October 17, 2011

SUMBER RAHASIA UNTUK MENDAPATKAN KUASA PART 1 (T. F. TENNEY & TOMMY TENNEY)

BAGIAN I: KUASA PENANGGALAN BEBAN

"Karena kita mempunyai banyak saksi, bagaikan awan yang mengelilingi kita, marilah kita menanggalkan semua beban dan dosa yang begitu merintangi kita, dan berlomba dengan tekun dalam perlombaan yang diwajibkan bagi kita. Marilah kita melakukannya dengan mata yang tertuju kepada Yesus, yang memimpin kita dalam iman, dan yang membawa iman kita itu kepada kesempurnaan, yang dengan mengabaikan kehinaan tekun memikul salib ganti sukacita yang disediakan bagi Dia, yang sekarang duduk di sebelah kanan takhta Allah" (Ibrani 12:1-2).


BAB 1: MENANGGALKAN BEBAN KEHIDUPAN DAN TUNTUTAN YANG MENEKAN DARI ORANG LAIN

1. Allah ingin agar kita menanggalkan segala sesuatu yang tidak pernah diberikan-Nya kepada kita sebelumnya. Ia berjanji akan menolong kita memikul beban kita, namun hanya jika itu adalah beban-Nya. Allah berjanji kepada kita bahwa Ia tidak akan membiarkan kita dibebani dengan beban yang lebih berat dari yang bisa kita pikul. 

"Marilah kepada-Ku, semua yang letih lesu dan berbeban berat, Aku akan memberi kelegaan kepadamu. Pikullah kuk yang Kupasang dan belajarlah pada-Ku, karena Aku lemah lembut dan rendah hati dan jiwamu akan mendapat ketenangan. Sebab kuk yang Kupasang itu enak dan beban-Kupun ringan" (Matius 11:28-30).

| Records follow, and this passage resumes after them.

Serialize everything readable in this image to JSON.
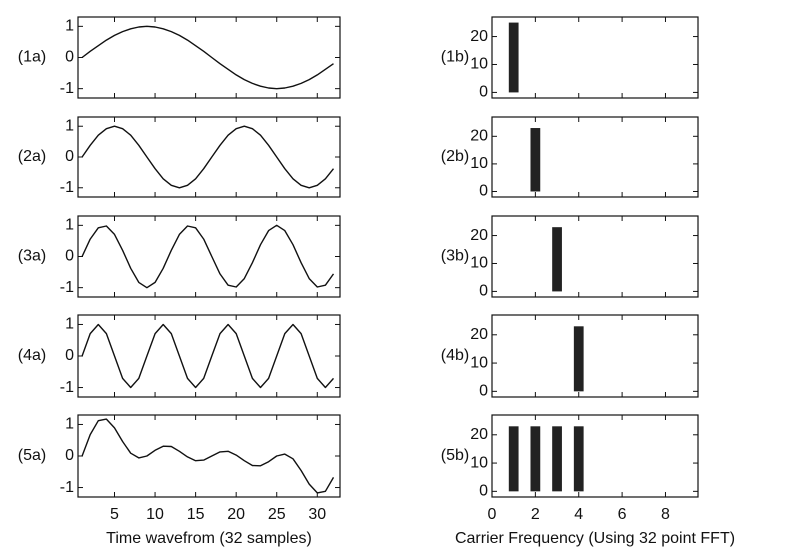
{
  "chart_data": [
    {
      "type": "line",
      "label": "(1a)",
      "x": [
        1,
        2,
        3,
        4,
        5,
        6,
        7,
        8,
        9,
        10,
        11,
        12,
        13,
        14,
        15,
        16,
        17,
        18,
        19,
        20,
        21,
        22,
        23,
        24,
        25,
        26,
        27,
        28,
        29,
        30,
        31,
        32
      ],
      "values": [
        0,
        0.2,
        0.38,
        0.56,
        0.71,
        0.83,
        0.92,
        0.98,
        1,
        0.98,
        0.92,
        0.83,
        0.71,
        0.56,
        0.38,
        0.2,
        0,
        -0.2,
        -0.38,
        -0.56,
        -0.71,
        -0.83,
        -0.92,
        -0.98,
        -1,
        -0.98,
        -0.92,
        -0.83,
        -0.71,
        -0.56,
        -0.38,
        -0.2
      ],
      "xlim": [
        0.5,
        32.8
      ],
      "ylim": [
        -1.3,
        1.3
      ],
      "xticks": [
        5,
        10,
        15,
        20,
        25,
        30
      ],
      "yticks": [
        -1,
        0,
        1
      ],
      "color": "#111"
    },
    {
      "type": "line",
      "label": "(2a)",
      "x": [
        1,
        2,
        3,
        4,
        5,
        6,
        7,
        8,
        9,
        10,
        11,
        12,
        13,
        14,
        15,
        16,
        17,
        18,
        19,
        20,
        21,
        22,
        23,
        24,
        25,
        26,
        27,
        28,
        29,
        30,
        31,
        32
      ],
      "values": [
        0,
        0.38,
        0.71,
        0.92,
        1,
        0.92,
        0.71,
        0.38,
        0,
        -0.38,
        -0.71,
        -0.92,
        -1,
        -0.92,
        -0.71,
        -0.38,
        0,
        0.38,
        0.71,
        0.92,
        1,
        0.92,
        0.71,
        0.38,
        0,
        -0.38,
        -0.71,
        -0.92,
        -1,
        -0.92,
        -0.71,
        -0.38
      ],
      "xlim": [
        0.5,
        32.8
      ],
      "ylim": [
        -1.3,
        1.3
      ],
      "xticks": [
        5,
        10,
        15,
        20,
        25,
        30
      ],
      "yticks": [
        -1,
        0,
        1
      ],
      "color": "#111"
    },
    {
      "type": "line",
      "label": "(3a)",
      "x": [
        1,
        2,
        3,
        4,
        5,
        6,
        7,
        8,
        9,
        10,
        11,
        12,
        13,
        14,
        15,
        16,
        17,
        18,
        19,
        20,
        21,
        22,
        23,
        24,
        25,
        26,
        27,
        28,
        29,
        30,
        31,
        32
      ],
      "values": [
        0,
        0.56,
        0.92,
        0.98,
        0.71,
        0.2,
        -0.38,
        -0.83,
        -1,
        -0.83,
        -0.38,
        0.2,
        0.71,
        0.98,
        0.92,
        0.56,
        0,
        -0.56,
        -0.92,
        -0.98,
        -0.71,
        -0.2,
        0.38,
        0.83,
        1,
        0.83,
        0.38,
        -0.2,
        -0.71,
        -0.98,
        -0.92,
        -0.56
      ],
      "xlim": [
        0.5,
        32.8
      ],
      "ylim": [
        -1.3,
        1.3
      ],
      "xticks": [
        5,
        10,
        15,
        20,
        25,
        30
      ],
      "yticks": [
        -1,
        0,
        1
      ],
      "color": "#111"
    },
    {
      "type": "line",
      "label": "(4a)",
      "x": [
        1,
        2,
        3,
        4,
        5,
        6,
        7,
        8,
        9,
        10,
        11,
        12,
        13,
        14,
        15,
        16,
        17,
        18,
        19,
        20,
        21,
        22,
        23,
        24,
        25,
        26,
        27,
        28,
        29,
        30,
        31,
        32
      ],
      "values": [
        0,
        0.71,
        1,
        0.71,
        0,
        -0.71,
        -1,
        -0.71,
        0,
        0.71,
        1,
        0.71,
        0,
        -0.71,
        -1,
        -0.71,
        0,
        0.71,
        1,
        0.71,
        0,
        -0.71,
        -1,
        -0.71,
        0,
        0.71,
        1,
        0.71,
        0,
        -0.71,
        -1,
        -0.71
      ],
      "xlim": [
        0.5,
        32.8
      ],
      "ylim": [
        -1.3,
        1.3
      ],
      "xticks": [
        5,
        10,
        15,
        20,
        25,
        30
      ],
      "yticks": [
        -1,
        0,
        1
      ],
      "color": "#111"
    },
    {
      "type": "line",
      "label": "(5a)",
      "x": [
        1,
        2,
        3,
        4,
        5,
        6,
        7,
        8,
        9,
        10,
        11,
        12,
        13,
        14,
        15,
        16,
        17,
        18,
        19,
        20,
        21,
        22,
        23,
        24,
        25,
        26,
        27,
        28,
        29,
        30,
        31,
        32
      ],
      "values": [
        0,
        0.68,
        1.12,
        1.17,
        0.89,
        0.46,
        0.09,
        -0.06,
        0,
        0.18,
        0.31,
        0.3,
        0.15,
        -0.03,
        -0.15,
        -0.13,
        0,
        0.13,
        0.15,
        0.03,
        -0.15,
        -0.3,
        -0.31,
        -0.18,
        0,
        0.06,
        -0.09,
        -0.46,
        -0.89,
        -1.17,
        -1.12,
        -0.68
      ],
      "xlim": [
        0.5,
        32.8
      ],
      "ylim": [
        -1.3,
        1.3
      ],
      "xticks": [
        5,
        10,
        15,
        20,
        25,
        30
      ],
      "yticks": [
        -1,
        0,
        1
      ],
      "color": "#111",
      "xlabel": "Time wavefrom (32 samples)"
    },
    {
      "type": "bar",
      "label": "(1b)",
      "x": [
        1
      ],
      "values": [
        25
      ],
      "xlim": [
        0,
        9.5
      ],
      "ylim": [
        -2,
        27
      ],
      "xticks": [
        0,
        2,
        4,
        6,
        8
      ],
      "yticks": [
        0,
        10,
        20
      ],
      "color": "#222"
    },
    {
      "type": "bar",
      "label": "(2b)",
      "x": [
        2
      ],
      "values": [
        23
      ],
      "xlim": [
        0,
        9.5
      ],
      "ylim": [
        -2,
        27
      ],
      "xticks": [
        0,
        2,
        4,
        6,
        8
      ],
      "yticks": [
        0,
        10,
        20
      ],
      "color": "#222"
    },
    {
      "type": "bar",
      "label": "(3b)",
      "x": [
        3
      ],
      "values": [
        23
      ],
      "xlim": [
        0,
        9.5
      ],
      "ylim": [
        -2,
        27
      ],
      "xticks": [
        0,
        2,
        4,
        6,
        8
      ],
      "yticks": [
        0,
        10,
        20
      ],
      "color": "#222"
    },
    {
      "type": "bar",
      "label": "(4b)",
      "x": [
        4
      ],
      "values": [
        23
      ],
      "xlim": [
        0,
        9.5
      ],
      "ylim": [
        -2,
        27
      ],
      "xticks": [
        0,
        2,
        4,
        6,
        8
      ],
      "yticks": [
        0,
        10,
        20
      ],
      "color": "#222"
    },
    {
      "type": "bar",
      "label": "(5b)",
      "x": [
        1,
        2,
        3,
        4
      ],
      "values": [
        23,
        23,
        23,
        23
      ],
      "xlim": [
        0,
        9.5
      ],
      "ylim": [
        -2,
        27
      ],
      "xticks": [
        0,
        2,
        4,
        6,
        8
      ],
      "yticks": [
        0,
        10,
        20
      ],
      "color": "#222",
      "xlabel": "Carrier Frequency (Using 32 point FFT)"
    }
  ]
}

2. Akan selalu ada orang-orang atau hal-hal yang secara aktif akan menentang kehidupan Anda bersama Kristus. Kemungkinan besar Anda tidak bisa mengubah hal-hal ini tanpa campur tangan Tuhan. Apa solusinya? Pikirkan Dia. Pusatkan pikiran Anda kepada-Nya. Jangan merenungkan hal-hal dan orang-orang yang menentang Anda, sebaliknya pikirkan Yesus Kristus dan hal-hal tentang Tuhan.

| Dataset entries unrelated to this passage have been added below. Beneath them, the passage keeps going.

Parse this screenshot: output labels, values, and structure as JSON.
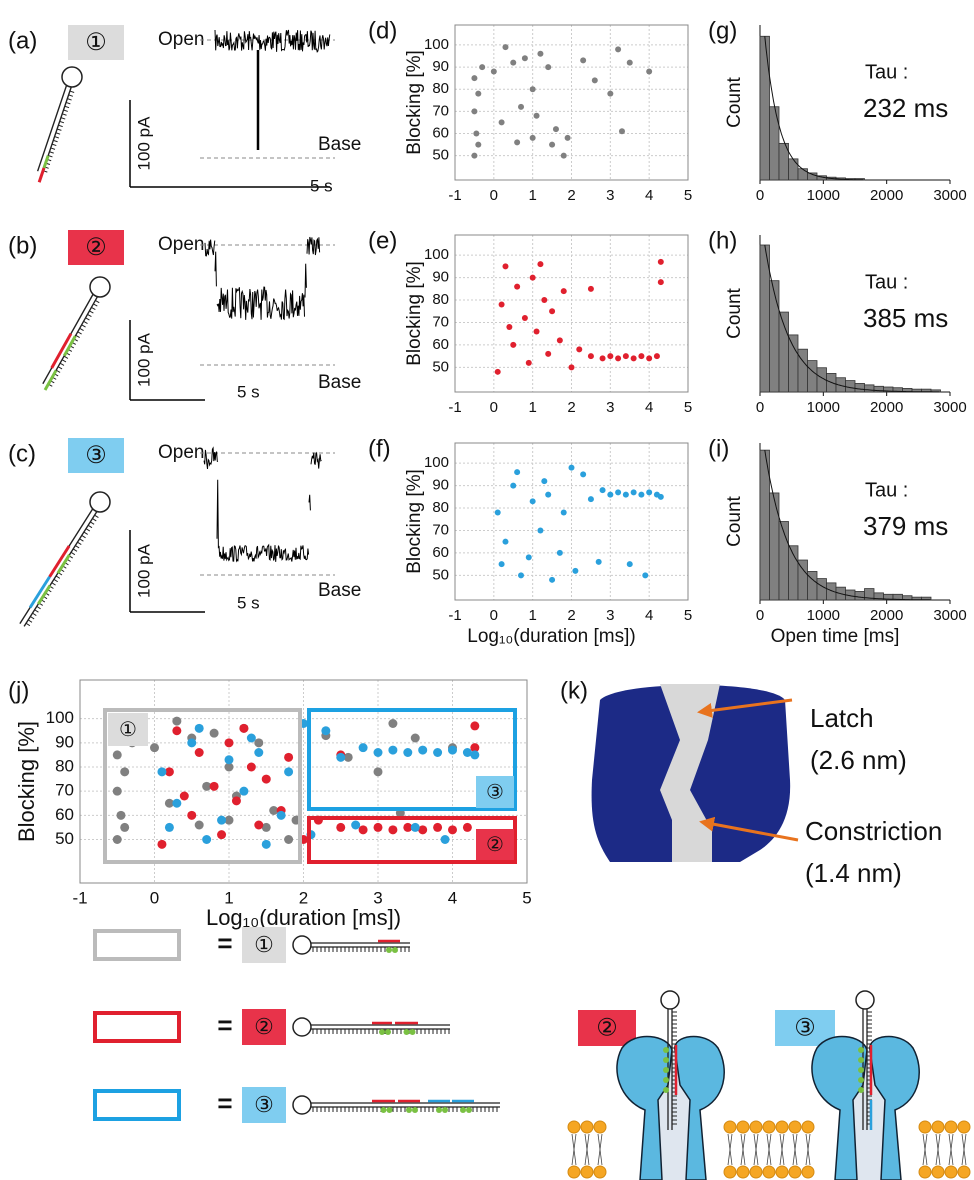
{
  "chart_data": [
    {
      "type": "scatter",
      "panel": "(d)",
      "ylabel": "Blocking [%]",
      "color": "#808080",
      "x": [
        -0.5,
        -0.5,
        -0.45,
        -0.4,
        -0.4,
        -0.3,
        0,
        0.2,
        0.3,
        0.5,
        0.6,
        0.8,
        1,
        1,
        1.1,
        1.2,
        1.4,
        1.5,
        1.6,
        1.8,
        1.9,
        2.3,
        2.6,
        3,
        3.2,
        3.3,
        3.5,
        4,
        -0.5,
        0.7
      ],
      "values": [
        85,
        70,
        60,
        78,
        55,
        90,
        88,
        65,
        99,
        92,
        56,
        94,
        80,
        58,
        68,
        96,
        90,
        55,
        62,
        50,
        58,
        93,
        84,
        78,
        98,
        61,
        92,
        88,
        50,
        72
      ],
      "xlim": [
        -1,
        5
      ],
      "ylim": [
        39,
        109
      ],
      "xticks": [
        -1,
        0,
        1,
        2,
        3,
        4,
        5
      ],
      "yticks": [
        50,
        60,
        70,
        80,
        90,
        100
      ],
      "grid": true
    },
    {
      "type": "scatter",
      "panel": "(e)",
      "ylabel": "Blocking [%]",
      "color": "#e0202e",
      "x": [
        0.1,
        0.2,
        0.3,
        0.5,
        0.6,
        0.8,
        0.9,
        1,
        1.1,
        1.3,
        1.4,
        1.5,
        1.7,
        1.8,
        2,
        2.2,
        2.5,
        2.8,
        3,
        3.2,
        3.4,
        3.6,
        3.8,
        4,
        4.2,
        4.3,
        4.3,
        2.5,
        1.2,
        0.4
      ],
      "values": [
        48,
        78,
        95,
        60,
        86,
        72,
        52,
        90,
        66,
        80,
        56,
        75,
        62,
        84,
        50,
        58,
        55,
        54,
        55,
        54,
        55,
        54,
        55,
        54,
        55,
        97,
        88,
        85,
        96,
        68
      ],
      "xlim": [
        -1,
        5
      ],
      "ylim": [
        39,
        109
      ],
      "xticks": [
        -1,
        0,
        1,
        2,
        3,
        4,
        5
      ],
      "yticks": [
        50,
        60,
        70,
        80,
        90,
        100
      ],
      "grid": true
    },
    {
      "type": "scatter",
      "panel": "(f)",
      "ylabel": "Blocking [%]",
      "xlabel": "Log₁₀(duration [ms])",
      "color": "#2aa0dc",
      "x": [
        0.1,
        0.2,
        0.3,
        0.5,
        0.7,
        0.9,
        1,
        1.2,
        1.3,
        1.5,
        1.7,
        1.8,
        2,
        2.1,
        2.3,
        2.5,
        2.8,
        3,
        3.2,
        3.4,
        3.6,
        3.8,
        4,
        4.2,
        4.3,
        3.5,
        3.9,
        1.4,
        0.6,
        2.7
      ],
      "values": [
        78,
        55,
        65,
        90,
        50,
        58,
        83,
        70,
        92,
        48,
        60,
        78,
        98,
        52,
        95,
        84,
        88,
        86,
        87,
        86,
        87,
        86,
        87,
        86,
        85,
        55,
        50,
        86,
        96,
        56
      ],
      "xlim": [
        -1,
        5
      ],
      "ylim": [
        39,
        109
      ],
      "xticks": [
        -1,
        0,
        1,
        2,
        3,
        4,
        5
      ],
      "yticks": [
        50,
        60,
        70,
        80,
        90,
        100
      ],
      "grid": true
    },
    {
      "type": "histogram",
      "panel": "(g)",
      "ylabel": "Count",
      "annotation": "Tau :",
      "tau": {
        "value": 232,
        "label": "232 ms"
      },
      "color": "#808080",
      "bins": [
        0,
        150,
        300,
        450,
        600,
        750,
        900,
        1050,
        1200,
        1350,
        1500,
        1650
      ],
      "counts": [
        102,
        52,
        26,
        15,
        8,
        5,
        3,
        2,
        1.5,
        1,
        1
      ],
      "xlim": [
        0,
        3000
      ],
      "ylim": [
        0,
        110
      ],
      "xticks": [
        0,
        1000,
        2000,
        3000
      ]
    },
    {
      "type": "histogram",
      "panel": "(h)",
      "ylabel": "Count",
      "annotation": "Tau :",
      "tau": {
        "value": 385,
        "label": "385 ms"
      },
      "color": "#808080",
      "bins": [
        0,
        150,
        300,
        450,
        600,
        750,
        900,
        1050,
        1200,
        1350,
        1500,
        1650,
        1800,
        1950,
        2100,
        2250,
        2400,
        2550,
        2700,
        2850
      ],
      "counts": [
        103,
        78,
        56,
        40,
        30,
        22,
        17,
        13,
        10,
        8,
        6,
        5,
        4,
        3.5,
        3,
        2.5,
        2,
        2,
        1.5
      ],
      "xlim": [
        0,
        3000
      ],
      "ylim": [
        0,
        110
      ],
      "xticks": [
        0,
        1000,
        2000,
        3000
      ]
    },
    {
      "type": "histogram",
      "panel": "(i)",
      "ylabel": "Count",
      "xlabel": "Open time [ms]",
      "annotation": "Tau :",
      "tau": {
        "value": 379,
        "label": "379 ms"
      },
      "color": "#808080",
      "bins": [
        0,
        150,
        300,
        450,
        600,
        750,
        900,
        1050,
        1200,
        1350,
        1500,
        1650,
        1800,
        1950,
        2100,
        2250,
        2400,
        2550,
        2700
      ],
      "counts": [
        105,
        75,
        55,
        38,
        28,
        20,
        15,
        12,
        9,
        7,
        6,
        8,
        5,
        4,
        4,
        3,
        2,
        2
      ],
      "xlim": [
        0,
        3000
      ],
      "ylim": [
        0,
        110
      ],
      "xticks": [
        0,
        1000,
        2000,
        3000
      ]
    },
    {
      "type": "scatter",
      "panel": "(j)",
      "ylabel": "Blocking [%]",
      "xlabel": "Log₁₀(duration [ms])",
      "series": [
        {
          "name": "①",
          "color": "#808080",
          "x": [
            -0.5,
            -0.5,
            -0.45,
            -0.4,
            -0.4,
            -0.3,
            0,
            0.2,
            0.3,
            0.5,
            0.6,
            0.8,
            1,
            1,
            1.1,
            1.2,
            1.4,
            1.5,
            1.6,
            1.8,
            1.9,
            2.3,
            2.6,
            3,
            3.2,
            3.3,
            3.5,
            4,
            -0.5,
            0.7
          ],
          "values": [
            85,
            70,
            60,
            78,
            55,
            90,
            88,
            65,
            99,
            92,
            56,
            94,
            80,
            58,
            68,
            96,
            90,
            55,
            62,
            50,
            58,
            93,
            84,
            78,
            98,
            61,
            92,
            88,
            50,
            72
          ]
        },
        {
          "name": "②",
          "color": "#e0202e",
          "x": [
            0.1,
            0.2,
            0.3,
            0.5,
            0.6,
            0.8,
            0.9,
            1,
            1.1,
            1.3,
            1.4,
            1.5,
            1.7,
            1.8,
            2,
            2.2,
            2.5,
            2.8,
            3,
            3.2,
            3.4,
            3.6,
            3.8,
            4,
            4.2,
            4.3,
            4.3,
            2.5,
            1.2,
            0.4
          ],
          "values": [
            48,
            78,
            95,
            60,
            86,
            72,
            52,
            90,
            66,
            80,
            56,
            75,
            62,
            84,
            50,
            58,
            55,
            54,
            55,
            54,
            55,
            54,
            55,
            54,
            55,
            97,
            88,
            85,
            96,
            68
          ]
        },
        {
          "name": "③",
          "color": "#2aa0dc",
          "x": [
            0.1,
            0.2,
            0.3,
            0.5,
            0.7,
            0.9,
            1,
            1.2,
            1.3,
            1.5,
            1.7,
            1.8,
            2,
            2.1,
            2.3,
            2.5,
            2.8,
            3,
            3.2,
            3.4,
            3.6,
            3.8,
            4,
            4.2,
            4.3,
            3.5,
            3.9,
            1.4,
            0.6,
            2.7
          ],
          "values": [
            78,
            55,
            65,
            90,
            50,
            58,
            83,
            70,
            92,
            48,
            60,
            78,
            98,
            52,
            95,
            84,
            88,
            86,
            87,
            86,
            87,
            86,
            87,
            86,
            85,
            55,
            50,
            86,
            96,
            56
          ]
        }
      ],
      "xlim": [
        -1,
        5
      ],
      "ylim": [
        32,
        116
      ],
      "xticks": [
        -1,
        0,
        1,
        2,
        3,
        4,
        5
      ],
      "yticks": [
        50,
        60,
        70,
        80,
        90,
        100
      ],
      "grid": true
    }
  ],
  "traces": [
    {
      "panel": "(a)",
      "open": "Open",
      "base": "Base",
      "current_scale": "100 pA",
      "time_scale": "5 s"
    },
    {
      "panel": "(b)",
      "open": "Open",
      "base": "Base",
      "current_scale": "100 pA",
      "time_scale": "5 s"
    },
    {
      "panel": "(c)",
      "open": "Open",
      "base": "Base",
      "current_scale": "100 pA",
      "time_scale": "5 s"
    }
  ],
  "structure": {
    "panel": "(k)",
    "latch": "Latch",
    "latch_size": "(2.6 nm)",
    "constriction": "Constriction",
    "constriction_size": "(1.4 nm)"
  },
  "legend_equals": "="
}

"Ingatlah selalu akan Dia, yang tekun menanggung bantahan yang sehebat itu terhadap diri-Nya dari pihak orang-orang berdosa, supaya jangan kamu menjadi lemah dan putus asa. Dalam pergumulan kamu melawan dosa kamu belum sampai mencucurkan darah" (Ibrani 12:3-4).

3. Kekuatan untuk berlari, kekuatan untuk bertahan, dan kekuatan untuk tetap memusatkan diri tergantung pada kemampuan kita untuk menanggalkan beban-beban yang menghalangi dan merintangi itu. Ini dimulai dengan hikmat untuk mengetahui apa yang harus dipikul dan apa yang harus dilepaskan. Prioritas yang salah dengan cepat dapat membebani kita dengan tugas, komitmen, dan proyek yang semakin menjauhkan kita dari tempat kita yang sesungguhnya.

4. Kita cenderung untuk lebih "sadar akan masalah" ketimbang "sadar akan kuasa". Mungkin inilah sebabnya Yesus memerintahkan para murid-Nya pada suatu kesempatan untuk menyingkir sementara. Jika Anda tidak "menyingkir sementara", maka Anda bisa "runtuh untuk waktu yang lama". Yesus memberikan contoh bagi kita dengan menyisihkan waktu untuk "menanggalkan beban" dalam hadirat Bapa-Nya.

Seringkali kita menjadi panik di saat kita seharusnya berdoa; kita jatuh pingsan di saat kita seharusnya beriman.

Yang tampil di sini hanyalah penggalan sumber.